Spice Tour
If you go to Zanzibar, take a half or full day and go on a spice tour. Zanzibar is known for its spices and it grows a wide variety of them. The tours are pretty straight-forward - the tour company picks you up at your hotel and a group of you travel out to a spice farm where a guide and some assistants walk you through a test plot to show you the different plants and spices they grow at the farm.
Everyone was really friendly and the guide seemed very knowledgeable. They’ll usually pull samples from the trees/bushes/vines and let you smell, taste or eat them. They’ll also make you something to hold the different samples in.
I forget that is in the inside of the red nut above, but I remember the guide explaining that the flavor from the pulp of this fruit is used in special British marmalade.
Even though you wind up being in a group, it’s interesting how quickly folks started interacting with each other.
Our group had several Austrailans, a couple British, a group of Singaporians who were studying in London, a few Americans, a Kenyan, a Polish travel agent and a French human rights worker.
Some of the stuff they showed was really interesting. Ripe vanilla beans whose smell (from the oils in the pods) stayed on my fingers the entire day, turmeric that left everyone’s fingers orange/yellow, lemongrass that smelled like candy, . . . it went on and on.
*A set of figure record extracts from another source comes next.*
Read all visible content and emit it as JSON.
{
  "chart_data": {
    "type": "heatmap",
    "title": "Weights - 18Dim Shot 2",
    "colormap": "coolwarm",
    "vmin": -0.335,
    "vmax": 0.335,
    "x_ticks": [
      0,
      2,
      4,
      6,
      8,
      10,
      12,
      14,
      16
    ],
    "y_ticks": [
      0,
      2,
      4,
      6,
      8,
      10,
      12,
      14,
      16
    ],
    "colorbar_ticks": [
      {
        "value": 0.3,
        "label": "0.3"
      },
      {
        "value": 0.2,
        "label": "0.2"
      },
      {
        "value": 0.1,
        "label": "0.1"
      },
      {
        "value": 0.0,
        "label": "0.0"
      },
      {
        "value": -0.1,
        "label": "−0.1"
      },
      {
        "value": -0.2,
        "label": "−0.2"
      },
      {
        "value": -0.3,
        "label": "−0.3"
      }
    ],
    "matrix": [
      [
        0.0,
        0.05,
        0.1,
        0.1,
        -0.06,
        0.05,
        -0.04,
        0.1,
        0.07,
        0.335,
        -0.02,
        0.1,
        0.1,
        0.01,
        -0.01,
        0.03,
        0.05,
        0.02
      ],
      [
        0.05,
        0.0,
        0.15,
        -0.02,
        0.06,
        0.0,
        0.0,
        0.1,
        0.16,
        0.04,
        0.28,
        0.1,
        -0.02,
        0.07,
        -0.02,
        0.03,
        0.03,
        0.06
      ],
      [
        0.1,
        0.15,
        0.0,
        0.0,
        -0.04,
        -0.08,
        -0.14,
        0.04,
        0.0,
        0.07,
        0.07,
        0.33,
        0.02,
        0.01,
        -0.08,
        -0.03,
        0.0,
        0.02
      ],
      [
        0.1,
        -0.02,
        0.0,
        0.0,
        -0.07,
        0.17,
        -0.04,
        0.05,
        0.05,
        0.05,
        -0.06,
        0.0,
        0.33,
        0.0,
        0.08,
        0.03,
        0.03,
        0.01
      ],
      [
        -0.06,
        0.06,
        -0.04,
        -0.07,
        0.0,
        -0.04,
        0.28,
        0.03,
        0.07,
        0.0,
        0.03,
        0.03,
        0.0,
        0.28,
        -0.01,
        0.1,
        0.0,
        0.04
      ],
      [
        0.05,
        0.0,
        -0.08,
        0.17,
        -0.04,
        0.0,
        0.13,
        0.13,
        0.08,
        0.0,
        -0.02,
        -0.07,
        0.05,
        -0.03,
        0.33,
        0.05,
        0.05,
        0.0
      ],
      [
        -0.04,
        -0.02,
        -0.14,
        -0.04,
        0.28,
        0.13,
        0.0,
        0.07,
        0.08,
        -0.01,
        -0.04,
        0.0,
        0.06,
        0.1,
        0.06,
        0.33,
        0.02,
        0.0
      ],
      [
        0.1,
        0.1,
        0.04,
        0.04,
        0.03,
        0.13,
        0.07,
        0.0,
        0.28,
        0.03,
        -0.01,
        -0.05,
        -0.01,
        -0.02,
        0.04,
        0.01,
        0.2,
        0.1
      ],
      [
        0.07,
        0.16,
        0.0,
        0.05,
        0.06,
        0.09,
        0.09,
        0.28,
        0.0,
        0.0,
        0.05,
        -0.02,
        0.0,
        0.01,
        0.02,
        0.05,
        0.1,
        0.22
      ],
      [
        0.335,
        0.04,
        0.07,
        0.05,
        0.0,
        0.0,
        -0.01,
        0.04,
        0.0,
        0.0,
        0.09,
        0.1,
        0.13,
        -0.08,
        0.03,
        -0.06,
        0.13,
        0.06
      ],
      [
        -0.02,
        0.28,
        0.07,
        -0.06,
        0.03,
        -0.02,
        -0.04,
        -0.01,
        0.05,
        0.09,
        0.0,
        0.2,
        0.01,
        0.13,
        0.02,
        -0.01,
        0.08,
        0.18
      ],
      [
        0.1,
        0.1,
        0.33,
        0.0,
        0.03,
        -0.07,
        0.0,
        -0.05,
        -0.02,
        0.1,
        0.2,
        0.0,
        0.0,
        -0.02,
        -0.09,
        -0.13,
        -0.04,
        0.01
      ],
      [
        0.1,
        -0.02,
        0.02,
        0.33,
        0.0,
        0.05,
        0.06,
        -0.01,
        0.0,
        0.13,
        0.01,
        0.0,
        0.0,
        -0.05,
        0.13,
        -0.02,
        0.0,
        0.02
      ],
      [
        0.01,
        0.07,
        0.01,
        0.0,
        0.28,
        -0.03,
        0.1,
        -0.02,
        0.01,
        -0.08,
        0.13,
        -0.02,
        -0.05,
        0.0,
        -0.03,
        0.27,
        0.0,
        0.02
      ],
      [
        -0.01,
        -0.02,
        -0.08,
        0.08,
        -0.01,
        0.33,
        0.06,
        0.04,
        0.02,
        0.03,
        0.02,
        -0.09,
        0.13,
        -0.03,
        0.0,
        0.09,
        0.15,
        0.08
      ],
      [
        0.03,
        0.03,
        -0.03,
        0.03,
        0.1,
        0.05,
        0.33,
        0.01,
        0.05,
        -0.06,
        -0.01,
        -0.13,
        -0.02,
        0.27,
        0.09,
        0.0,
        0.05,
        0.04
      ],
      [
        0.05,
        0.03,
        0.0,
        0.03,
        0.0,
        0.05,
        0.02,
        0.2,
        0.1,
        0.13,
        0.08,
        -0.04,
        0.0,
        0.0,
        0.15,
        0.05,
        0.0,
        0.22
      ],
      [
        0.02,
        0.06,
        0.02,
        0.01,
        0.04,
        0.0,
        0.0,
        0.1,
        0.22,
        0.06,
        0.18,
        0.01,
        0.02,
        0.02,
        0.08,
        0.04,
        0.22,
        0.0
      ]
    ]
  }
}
And then there was the “lipstick” plant:
Open up the pod and there were little seeds that were a soft and made a bright red paste. And to show that it works, one of the guys decided to make himself up.
After he did that, most of the women tried it out on their lips. I passed up on that one.
During the tour, the assistants were making things from plant leaves and giving them to folks. I wound up with a tie and a wrist band - both of which I gave to some kids at the end of the tour. Some tours get creative with their fashion accessories. Here’s a shot of our colleague Jose, who went on a different spice tour, as we were boarding the boat to leave Zanzibar.
After the tour we went to a part of the village where folks were making products with the spices. They had different perfumes, soaps and skin lotions that they made, as well as dried spices.
The end of the spice tour itself was a lunch made with spiced rice, greens and bread. It was excellent as only home cooking can be. Nothing fancy, but delicious. Since I and a colleague (and some others) had to catch the ferry back to Dar, we didn’t get to continue on with the rest of the group, who apparently spent several hours on a secluded beach.